I'm jealous that Gone Home's heroines did figure out their progressive politics at such an early age, and that they also seemed to live in a sort of magical zone where patriarchy was a problem, but, like, y'know, not a biiiigggg problem. For example, when Lonnie quits ROTC at the end of the game, we don't really hear about the consequences -- seems like a metaphor for how the game approaches authority structures in general. Basically, all you have to do to get rid of patriarchy in Gone Home-iverse is ... step outside of it. Leave. Get in a car. And drive. Away.

There are probably tons of other people who can't relate to this game for a myriad of other reasons, like because it's a bunch of skinny white people who live in a mansion and have a decent public school in a town that seems safe. (Riot grrl was a great scene, and all, but it was still a scene. The riot grrl scene [and the goth scene, and the grunge scene] was pretty white-washed. "Heroin chic" favored the pale and the thin. Meanwhile, video games had/have their own issues.)

But there is a big part of me that likes this fake world. I did cry at the end of the game. I wanted Sam and Lonnie to live in their special world together forever. I wanted them to escape what few problems they did have, all of which were caused by the world around them and never by one another (seriously, no fights? This is a realistic relationship how exactly? jk, jk) and drive off into the sunset.

I never had anybody like Lonnie when I was younger. The relationships I had were terrible for a very, very long time. I didn't even have a friend like her growing up, let alone a significant other. I felt all alone and like no one understood what I was going through. I dated a couple musicians and a couple of gamers and none of them made me happy (I use the word "date" pretty loosely, here -- the number of actual significant others I've had in my whole life can be all-too-easily counted on one hand). A look through my house growing up would have revealed all of that.

After I played Gone Home I looked around my apartment and thought about that. I mostly thought about what my actual house -- my room at my parents' house, packed with poetry and lyrics and an entire horrible musical I wrote about all of the rock band drama at my school -- would reveal. A much sadder story, and not one that ended happily or neatly. I don't think I ever finished writing that musical, for starters.
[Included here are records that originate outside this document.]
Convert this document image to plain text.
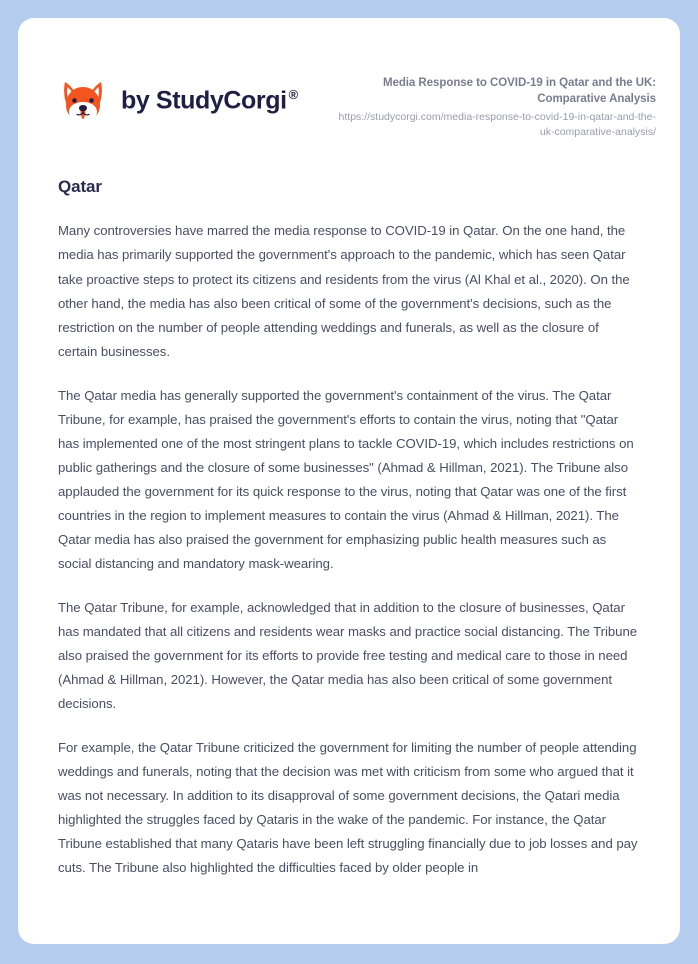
by StudyCorgi ®

Media Response to COVID-19 in Qatar and the UK: Comparative Analysis

https://studycorgi.com/media-response-to-covid-19-in-qatar-and-the-uk-comparative-analysis/

Qatar

Many controversies have marred the media response to COVID-19 in Qatar. On the one hand, the media has primarily supported the government's approach to the pandemic, which has seen Qatar take proactive steps to protect its citizens and residents from the virus (Al Khal et al., 2020). On the other hand, the media has also been critical of some of the government's decisions, such as the restriction on the number of people attending weddings and funerals, as well as the closure of certain businesses.

The Qatar media has generally supported the government's containment of the virus. The Qatar Tribune, for example, has praised the government's efforts to contain the virus, noting that "Qatar has implemented one of the most stringent plans to tackle COVID-19, which includes restrictions on public gatherings and the closure of some businesses" (Ahmad & Hillman, 2021). The Tribune also applauded the government for its quick response to the virus, noting that Qatar was one of the first countries in the region to implement measures to contain the virus (Ahmad & Hillman, 2021). The Qatar media has also praised the government for emphasizing public health measures such as social distancing and mandatory mask-wearing.

The Qatar Tribune, for example, acknowledged that in addition to the closure of businesses, Qatar has mandated that all citizens and residents wear masks and practice social distancing. The Tribune also praised the government for its efforts to provide free testing and medical care to those in need (Ahmad & Hillman, 2021). However, the Qatar media has also been critical of some government decisions.

For example, the Qatar Tribune criticized the government for limiting the number of people attending weddings and funerals, noting that the decision was met with criticism from some who argued that it was not necessary. In addition to its disapproval of some government decisions, the Qatari media highlighted the struggles faced by Qataris in the wake of the pandemic. For instance, the Qatar Tribune established that many Qataris have been left struggling financially due to job losses and pay cuts. The Tribune also highlighted the difficulties faced by older people in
That's okay, though. I'd rather play through a story with an actual narrative. And an ending, no matter how unrealistically adorable it may feel. It made me want something I could never have (thanks for that one, Trent). But I also knew that I'd come about as close as anybody could to having this past, this "cool girl" experience, and it was miserable bullshit.

Don't let anybody ever tell you that high school is the best time of your life. And don't, don't bother being falsely nostalgic for the world of Gone Home. It's a beautiful story. But that's all it is. It's just a story.

ETA: It is possible that had I attended high school a mere 4 years earlier, my experience would have been ~*completely different*~. I do know that the mid-'90s and the aughts featured a lot of cultural backlash against the advances of feminism made in the '80s and early '90s, so my experiences couldn't ever quite mimic Sam and Lonnie's. I may have been a few years too late for "true" riot grrl, although I would argue that I caught the tail end.
That said, I will maintain that high schoolers -- especially high schoolers in bands -- tend to be shitty, period. This other essay by a lady who was in a band around the same time period as mine describes her experience, which was also bad. Maybe 1995 was a banner year for girls in bands (so long as they were skinny and white)? At least (a small sliver of) the lady population of rockers got that one year, yeah? Yeah. Sigh.

ETA #2: Because I love you all, here are two more very old mp3s. The first one is from a show we played when we were all aged 13-14. It was our first show ever, and we played it for my sister and my parents (and recorded it). You can hear my sister's best friend at that time shouting "Violet Shift rocks!" at the beginning of the first track <3

 

 What's weird is that I think we sounded better in this first recording than we did two years later (at ages 15-16) when we tried to roughen up our sound in an effort to sound more bad-ass (it didn't work).